His body relaxes underneath Sebastian's weight and his heat – everything from Kurt's head to his feet melting against the wall. The whiz of the chainsaw doesn't bother him anymore, neither do the resulting screams. He's only vaguely aware of footsteps as they race up and down the staircase or barrel down the hall.
The ones that come to a screeching halt a few feet beside them, and the groan that follows soon after? That's harder to ignore.
"Eww!"
"What!?"
"What is it, Kendall!?"
"A zombie?"
"A skeleton?"
"A decapitated body being feasted upon by a rabid werewolf!?"
"No. It's old people making out!"
"Gross!"
"Are you serious?"
"See for yourself!"
"Yeah, no. That's not okay!"
"How can they allow that in here? Don't they know they're going to scar us for life!?"
"Let's get outta here! Find that guy with the chainsaw and forget all about this!"
"I don't think I can! It's gonna haunt my nightmares!"
"Sebastian …" Kurt growls, hands balling into fists.
Sebastian can't answer his husband, snickering into his shoulder while the air echoes with conversation.
"I don't know, Kendall. That guy dressed like an angel was kinda hot."
"Emily! He looks like my dad!"
"Yeah, and …?"
"…"
"Okay, you're not allowed over to my house anymore."
"I thought you said no one would see us!"
"That's not what I said! I said no one would look twice at us!"
"I'd say they looked more than twice, Sebastian!"
"Meh. A devil and an angel making out? They probably thought we were part of the show." Sebastian leans in for another taste of his husband's waiting mouth when his head suddenly pops up. "Wait a minute … they only mentioned you being hot. What about me? Hey, Emily!" Sebastian yells down the hall, fighting to be heard above the whine of power tools. "What about …?"
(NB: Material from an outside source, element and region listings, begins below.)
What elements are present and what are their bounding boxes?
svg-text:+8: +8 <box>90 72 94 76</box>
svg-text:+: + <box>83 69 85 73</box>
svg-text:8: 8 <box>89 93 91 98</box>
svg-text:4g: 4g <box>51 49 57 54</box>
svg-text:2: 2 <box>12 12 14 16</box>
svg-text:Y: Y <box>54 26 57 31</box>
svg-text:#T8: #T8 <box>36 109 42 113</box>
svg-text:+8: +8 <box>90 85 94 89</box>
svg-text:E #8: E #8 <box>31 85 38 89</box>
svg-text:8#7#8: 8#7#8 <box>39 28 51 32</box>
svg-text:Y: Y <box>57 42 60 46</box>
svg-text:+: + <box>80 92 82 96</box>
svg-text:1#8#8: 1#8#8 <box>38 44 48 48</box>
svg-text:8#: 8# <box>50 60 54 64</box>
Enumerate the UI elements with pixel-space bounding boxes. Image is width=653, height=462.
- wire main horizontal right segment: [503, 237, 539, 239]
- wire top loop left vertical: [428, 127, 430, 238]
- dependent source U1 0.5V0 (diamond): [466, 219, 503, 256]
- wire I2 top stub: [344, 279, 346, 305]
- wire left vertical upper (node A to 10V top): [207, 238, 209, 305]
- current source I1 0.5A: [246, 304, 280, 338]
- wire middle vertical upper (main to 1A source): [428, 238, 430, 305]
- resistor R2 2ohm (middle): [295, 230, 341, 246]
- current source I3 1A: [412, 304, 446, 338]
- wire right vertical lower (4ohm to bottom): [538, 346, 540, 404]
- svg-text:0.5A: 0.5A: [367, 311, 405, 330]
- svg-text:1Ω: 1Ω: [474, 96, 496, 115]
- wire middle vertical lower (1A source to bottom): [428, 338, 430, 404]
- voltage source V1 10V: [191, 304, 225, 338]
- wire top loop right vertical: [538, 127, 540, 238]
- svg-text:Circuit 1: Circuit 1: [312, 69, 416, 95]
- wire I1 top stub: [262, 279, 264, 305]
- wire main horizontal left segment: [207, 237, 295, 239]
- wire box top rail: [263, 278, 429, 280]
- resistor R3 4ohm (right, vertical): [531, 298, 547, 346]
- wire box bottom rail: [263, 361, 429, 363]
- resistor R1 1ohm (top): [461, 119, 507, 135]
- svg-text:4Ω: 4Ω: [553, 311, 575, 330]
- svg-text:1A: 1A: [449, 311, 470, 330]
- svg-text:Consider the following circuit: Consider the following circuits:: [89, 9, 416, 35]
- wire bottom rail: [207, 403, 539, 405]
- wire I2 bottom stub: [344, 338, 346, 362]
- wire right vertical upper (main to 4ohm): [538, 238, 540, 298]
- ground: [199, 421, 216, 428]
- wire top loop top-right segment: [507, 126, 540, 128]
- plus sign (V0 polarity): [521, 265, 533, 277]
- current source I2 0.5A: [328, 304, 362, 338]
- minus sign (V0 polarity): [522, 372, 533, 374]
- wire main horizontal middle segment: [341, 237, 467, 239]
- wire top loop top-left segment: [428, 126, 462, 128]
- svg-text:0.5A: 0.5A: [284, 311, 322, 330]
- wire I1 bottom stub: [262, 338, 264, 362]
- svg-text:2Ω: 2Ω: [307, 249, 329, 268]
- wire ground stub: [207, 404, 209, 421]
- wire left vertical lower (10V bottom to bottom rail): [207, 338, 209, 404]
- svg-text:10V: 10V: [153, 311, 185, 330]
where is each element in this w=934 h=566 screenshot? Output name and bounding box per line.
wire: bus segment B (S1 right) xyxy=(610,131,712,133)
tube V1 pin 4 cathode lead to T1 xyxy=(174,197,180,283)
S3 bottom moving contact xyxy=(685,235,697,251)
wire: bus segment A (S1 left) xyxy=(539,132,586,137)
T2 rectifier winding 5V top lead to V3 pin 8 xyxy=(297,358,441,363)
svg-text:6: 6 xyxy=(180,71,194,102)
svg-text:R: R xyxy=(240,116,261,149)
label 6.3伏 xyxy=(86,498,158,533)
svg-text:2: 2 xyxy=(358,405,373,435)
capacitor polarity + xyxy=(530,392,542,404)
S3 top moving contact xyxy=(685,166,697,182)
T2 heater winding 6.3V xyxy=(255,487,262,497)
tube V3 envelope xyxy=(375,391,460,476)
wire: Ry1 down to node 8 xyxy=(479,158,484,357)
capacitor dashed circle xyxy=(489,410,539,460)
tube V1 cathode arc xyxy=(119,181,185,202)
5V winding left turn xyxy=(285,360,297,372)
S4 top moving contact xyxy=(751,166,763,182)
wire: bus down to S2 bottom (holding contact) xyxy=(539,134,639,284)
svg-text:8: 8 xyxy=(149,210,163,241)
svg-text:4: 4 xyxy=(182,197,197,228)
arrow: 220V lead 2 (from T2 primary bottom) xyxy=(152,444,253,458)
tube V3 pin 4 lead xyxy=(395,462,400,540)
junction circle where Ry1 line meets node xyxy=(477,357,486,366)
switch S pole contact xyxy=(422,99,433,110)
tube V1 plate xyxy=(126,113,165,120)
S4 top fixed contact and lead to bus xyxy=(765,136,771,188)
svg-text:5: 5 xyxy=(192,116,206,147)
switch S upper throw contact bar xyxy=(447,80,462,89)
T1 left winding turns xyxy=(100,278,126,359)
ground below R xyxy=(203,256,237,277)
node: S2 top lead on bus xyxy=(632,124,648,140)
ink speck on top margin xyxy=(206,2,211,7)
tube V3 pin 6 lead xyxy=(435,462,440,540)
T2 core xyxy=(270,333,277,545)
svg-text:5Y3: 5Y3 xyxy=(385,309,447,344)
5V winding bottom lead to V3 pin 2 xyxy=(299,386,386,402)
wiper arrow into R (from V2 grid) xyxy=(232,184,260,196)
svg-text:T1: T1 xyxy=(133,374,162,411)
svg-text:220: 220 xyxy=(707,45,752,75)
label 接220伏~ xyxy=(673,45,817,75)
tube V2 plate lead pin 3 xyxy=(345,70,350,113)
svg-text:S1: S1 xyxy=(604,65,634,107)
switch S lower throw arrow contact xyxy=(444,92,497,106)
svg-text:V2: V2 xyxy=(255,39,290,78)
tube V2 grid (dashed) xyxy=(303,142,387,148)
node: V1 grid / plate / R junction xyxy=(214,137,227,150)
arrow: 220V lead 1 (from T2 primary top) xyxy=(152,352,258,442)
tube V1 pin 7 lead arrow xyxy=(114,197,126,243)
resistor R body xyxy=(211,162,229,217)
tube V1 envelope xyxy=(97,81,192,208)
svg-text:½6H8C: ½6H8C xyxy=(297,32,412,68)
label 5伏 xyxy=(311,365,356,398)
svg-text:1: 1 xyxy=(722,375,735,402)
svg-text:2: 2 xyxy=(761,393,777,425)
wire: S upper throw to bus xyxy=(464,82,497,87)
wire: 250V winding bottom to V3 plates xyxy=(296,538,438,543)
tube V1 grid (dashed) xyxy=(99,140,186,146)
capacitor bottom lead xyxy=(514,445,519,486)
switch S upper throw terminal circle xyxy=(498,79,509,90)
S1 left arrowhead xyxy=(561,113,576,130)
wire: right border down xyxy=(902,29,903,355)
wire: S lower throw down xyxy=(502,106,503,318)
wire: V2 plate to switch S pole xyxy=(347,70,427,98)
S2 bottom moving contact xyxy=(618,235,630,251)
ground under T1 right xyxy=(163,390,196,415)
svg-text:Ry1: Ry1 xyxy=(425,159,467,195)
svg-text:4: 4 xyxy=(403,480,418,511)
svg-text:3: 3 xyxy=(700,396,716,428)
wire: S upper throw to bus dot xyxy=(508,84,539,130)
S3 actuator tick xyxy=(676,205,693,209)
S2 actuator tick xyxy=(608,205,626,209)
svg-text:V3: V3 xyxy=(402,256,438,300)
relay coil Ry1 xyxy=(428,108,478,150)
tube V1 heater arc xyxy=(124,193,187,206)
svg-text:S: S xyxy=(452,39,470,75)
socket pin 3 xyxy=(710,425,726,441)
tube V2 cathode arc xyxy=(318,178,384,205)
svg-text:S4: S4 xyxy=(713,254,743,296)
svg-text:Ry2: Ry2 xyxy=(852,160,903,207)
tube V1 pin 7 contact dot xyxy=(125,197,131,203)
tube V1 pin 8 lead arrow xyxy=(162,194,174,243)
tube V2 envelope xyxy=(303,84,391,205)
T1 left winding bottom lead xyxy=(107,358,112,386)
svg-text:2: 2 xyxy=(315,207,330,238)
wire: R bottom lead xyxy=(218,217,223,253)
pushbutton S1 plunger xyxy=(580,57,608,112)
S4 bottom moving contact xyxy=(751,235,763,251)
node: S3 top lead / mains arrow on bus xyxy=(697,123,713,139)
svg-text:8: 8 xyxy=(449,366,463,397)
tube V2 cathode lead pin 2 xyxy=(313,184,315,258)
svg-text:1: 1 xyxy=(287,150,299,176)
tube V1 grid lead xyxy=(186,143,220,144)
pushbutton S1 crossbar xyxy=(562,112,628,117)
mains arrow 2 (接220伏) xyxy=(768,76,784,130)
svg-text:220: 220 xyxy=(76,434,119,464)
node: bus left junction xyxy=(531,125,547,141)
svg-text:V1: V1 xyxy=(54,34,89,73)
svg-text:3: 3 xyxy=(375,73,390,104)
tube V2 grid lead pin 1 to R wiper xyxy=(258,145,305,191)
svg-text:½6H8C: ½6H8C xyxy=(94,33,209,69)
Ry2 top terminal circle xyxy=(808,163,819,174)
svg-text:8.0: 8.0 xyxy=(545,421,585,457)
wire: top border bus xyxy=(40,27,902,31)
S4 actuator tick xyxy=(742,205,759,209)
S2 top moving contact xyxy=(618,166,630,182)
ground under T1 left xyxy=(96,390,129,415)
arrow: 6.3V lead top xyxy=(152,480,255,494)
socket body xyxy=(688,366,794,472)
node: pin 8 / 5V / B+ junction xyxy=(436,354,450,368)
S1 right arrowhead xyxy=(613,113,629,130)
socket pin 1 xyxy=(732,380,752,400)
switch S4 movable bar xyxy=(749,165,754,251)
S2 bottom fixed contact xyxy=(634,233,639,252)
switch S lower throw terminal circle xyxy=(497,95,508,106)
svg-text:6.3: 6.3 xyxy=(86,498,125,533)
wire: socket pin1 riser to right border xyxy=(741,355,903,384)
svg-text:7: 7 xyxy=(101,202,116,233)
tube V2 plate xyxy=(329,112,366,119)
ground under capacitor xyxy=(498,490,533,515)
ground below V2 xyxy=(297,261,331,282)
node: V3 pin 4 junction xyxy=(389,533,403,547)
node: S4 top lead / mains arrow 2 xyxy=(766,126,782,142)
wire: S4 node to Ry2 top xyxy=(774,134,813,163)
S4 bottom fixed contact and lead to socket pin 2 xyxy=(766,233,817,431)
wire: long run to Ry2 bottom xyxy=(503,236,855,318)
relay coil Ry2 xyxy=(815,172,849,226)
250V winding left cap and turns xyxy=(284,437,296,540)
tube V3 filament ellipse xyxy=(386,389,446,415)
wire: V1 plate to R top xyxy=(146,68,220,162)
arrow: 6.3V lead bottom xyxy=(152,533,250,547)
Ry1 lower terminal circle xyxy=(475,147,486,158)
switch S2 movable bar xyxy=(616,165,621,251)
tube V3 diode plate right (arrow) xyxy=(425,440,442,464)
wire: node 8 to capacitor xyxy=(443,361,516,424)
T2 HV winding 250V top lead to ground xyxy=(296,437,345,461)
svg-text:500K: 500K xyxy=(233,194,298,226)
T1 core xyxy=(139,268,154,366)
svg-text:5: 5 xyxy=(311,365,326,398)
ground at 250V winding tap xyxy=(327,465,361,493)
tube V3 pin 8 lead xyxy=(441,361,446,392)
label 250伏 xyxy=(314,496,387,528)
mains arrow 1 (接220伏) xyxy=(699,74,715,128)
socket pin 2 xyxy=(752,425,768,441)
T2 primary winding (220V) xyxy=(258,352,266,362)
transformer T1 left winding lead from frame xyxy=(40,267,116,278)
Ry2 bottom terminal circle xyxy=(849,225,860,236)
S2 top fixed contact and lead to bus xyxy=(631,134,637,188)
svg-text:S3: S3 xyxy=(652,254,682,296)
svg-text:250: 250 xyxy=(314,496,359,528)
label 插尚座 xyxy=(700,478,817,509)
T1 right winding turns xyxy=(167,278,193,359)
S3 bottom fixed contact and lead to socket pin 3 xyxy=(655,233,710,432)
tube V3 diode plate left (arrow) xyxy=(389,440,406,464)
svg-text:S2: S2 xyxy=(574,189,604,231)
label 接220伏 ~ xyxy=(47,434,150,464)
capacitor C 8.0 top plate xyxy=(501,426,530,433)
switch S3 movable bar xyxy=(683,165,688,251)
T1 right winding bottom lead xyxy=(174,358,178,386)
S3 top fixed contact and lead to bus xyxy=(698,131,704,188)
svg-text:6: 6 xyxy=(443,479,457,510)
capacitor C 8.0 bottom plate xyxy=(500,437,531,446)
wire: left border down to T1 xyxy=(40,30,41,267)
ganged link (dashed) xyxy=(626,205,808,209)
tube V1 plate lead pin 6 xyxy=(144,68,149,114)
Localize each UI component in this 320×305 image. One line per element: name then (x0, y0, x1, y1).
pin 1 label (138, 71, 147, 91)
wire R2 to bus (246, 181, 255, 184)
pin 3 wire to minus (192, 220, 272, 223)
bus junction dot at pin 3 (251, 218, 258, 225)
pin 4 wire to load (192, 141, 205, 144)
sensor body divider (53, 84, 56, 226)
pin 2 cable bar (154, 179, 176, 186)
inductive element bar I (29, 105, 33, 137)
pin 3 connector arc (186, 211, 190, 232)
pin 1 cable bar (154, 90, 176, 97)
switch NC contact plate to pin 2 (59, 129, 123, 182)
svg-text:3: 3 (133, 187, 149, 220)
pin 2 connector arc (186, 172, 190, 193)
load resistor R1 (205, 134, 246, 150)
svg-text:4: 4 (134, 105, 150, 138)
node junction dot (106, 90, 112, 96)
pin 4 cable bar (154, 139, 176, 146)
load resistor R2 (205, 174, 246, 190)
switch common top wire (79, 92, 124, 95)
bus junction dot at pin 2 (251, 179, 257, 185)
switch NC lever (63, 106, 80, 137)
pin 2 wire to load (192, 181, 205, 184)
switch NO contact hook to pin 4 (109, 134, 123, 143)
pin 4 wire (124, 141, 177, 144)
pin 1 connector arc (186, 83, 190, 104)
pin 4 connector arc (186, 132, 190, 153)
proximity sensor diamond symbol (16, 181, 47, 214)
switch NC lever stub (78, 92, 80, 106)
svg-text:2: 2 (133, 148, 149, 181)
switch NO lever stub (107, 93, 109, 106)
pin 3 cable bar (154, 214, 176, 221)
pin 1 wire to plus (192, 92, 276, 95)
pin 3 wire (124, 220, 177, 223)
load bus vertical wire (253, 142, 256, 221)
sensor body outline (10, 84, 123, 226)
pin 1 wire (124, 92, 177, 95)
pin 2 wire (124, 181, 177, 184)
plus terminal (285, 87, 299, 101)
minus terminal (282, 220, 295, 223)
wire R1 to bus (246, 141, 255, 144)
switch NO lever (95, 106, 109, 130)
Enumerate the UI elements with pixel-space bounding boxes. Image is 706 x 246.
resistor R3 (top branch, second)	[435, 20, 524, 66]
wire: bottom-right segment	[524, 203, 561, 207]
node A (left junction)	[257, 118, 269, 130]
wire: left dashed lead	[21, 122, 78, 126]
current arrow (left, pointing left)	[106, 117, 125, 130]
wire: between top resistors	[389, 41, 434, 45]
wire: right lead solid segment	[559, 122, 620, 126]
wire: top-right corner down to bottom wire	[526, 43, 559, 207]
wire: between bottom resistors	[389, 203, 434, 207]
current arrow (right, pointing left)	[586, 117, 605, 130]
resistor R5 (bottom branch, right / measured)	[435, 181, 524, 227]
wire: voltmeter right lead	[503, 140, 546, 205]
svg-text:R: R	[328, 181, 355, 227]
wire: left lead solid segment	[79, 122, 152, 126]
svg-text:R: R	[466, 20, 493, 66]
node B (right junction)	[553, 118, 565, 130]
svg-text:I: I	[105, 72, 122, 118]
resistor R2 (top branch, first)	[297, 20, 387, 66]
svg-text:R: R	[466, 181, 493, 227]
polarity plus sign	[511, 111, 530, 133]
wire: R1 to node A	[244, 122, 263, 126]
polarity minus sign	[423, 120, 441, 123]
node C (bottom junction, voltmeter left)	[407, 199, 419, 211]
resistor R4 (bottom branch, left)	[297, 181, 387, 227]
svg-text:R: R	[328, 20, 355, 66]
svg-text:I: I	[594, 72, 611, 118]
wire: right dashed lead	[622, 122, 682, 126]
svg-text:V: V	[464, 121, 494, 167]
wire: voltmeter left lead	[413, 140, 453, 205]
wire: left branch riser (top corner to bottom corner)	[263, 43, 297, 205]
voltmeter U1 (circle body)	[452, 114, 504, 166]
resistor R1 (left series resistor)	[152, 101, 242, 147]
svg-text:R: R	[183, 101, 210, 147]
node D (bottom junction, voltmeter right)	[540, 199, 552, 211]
"Sorry, babe." Kurt grabs Sebastian's chin, tilting his mouth back his way. "Apparently I'm the hot dad in this relationship, and you're going to have to be okay with that."
"Yeah, you are," Sebastian purrs, loosening Kurt's tie to make it easier to assault his neck, particularly that sweet spot above his collarbone that he likes to have nibbled. "Does that mean I'm going to get a spanking later on?"
Kurt grins. He takes one of Sebastian's hands and drags it down his body, planting his palm on his crotch. "Only if you earn it, naughty boy."